Même si en avril dernier, la Corée a levé l’obligation pour les mobiles d’être compatibles avec le standard local WIPI pour l’accès à l’Internet mobile, les restrictions et les contraintes restent nombreuses pour les fabricants de mobiles étrangers. Le Nokia 6210 ‘Navigator phone’ a dû ainsi être commercialisé sans sa fonction GPS en Corée en raison de restrictions réglementaires.
![iPhone vs Specimen local la Corée reste l'un des derniers pays développé où l'iPhone n'est pas encore commercialisé](https://morningcalmfever.wordpress.com/wp-content/uploads/2009/09/p9122025.jpg?w=500&h=375)

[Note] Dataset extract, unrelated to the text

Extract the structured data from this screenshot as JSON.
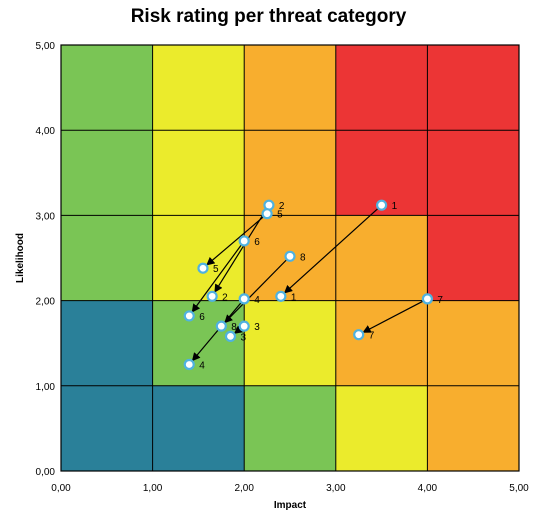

la Corée reste l'un des derniers pays développés où l'iPhone n'est pas encore commercialisé
L’état d’isolement du web coréen est encore plus dramatique. Microsoft occupe 98 à 99% de part de marché des systèmes d’exploitation et des navigateurs web, sans parler des systèmes de certifications de nombreux services qui passent exclusivement par ActiveX. La politique de contrôle de l’Internet qui s’est renforcée avec l’arrivée du gouvernement de Lee Myung-bak accélère la création d’un « Internet version coréenne » très éloigné des standards internationaux. Suppression de l’anonymat, riposte graduée pour protéger les droits d’auteur, lutte contre la cyber-diffamation, obligation pour les portails de surveiller l’activité des internautes : autant de propositions de réglementation inimaginables dans n’importe quel autre pays développé. Le phénomène « Galapagos » coréen n’a ainsi aucun lien avec l’isolement géographique, plutôt avec l’environnement Internet local qui pose aux entreprises une crise existentielle. Huh Jin-ho, président de l’Association des Entreprises Coréennes de l’Internet déclarait récemment que « les entreprises de son secteur commençaient également à subir le phénomène Galapagos », mais que le plus inquiétant était que « le gouvernement et toutes les entreprises subissaient le même phénomène sans s’en rendre compte, plongés dans l’illusion d’être toujours une puissance de l’Internet et du mobile ».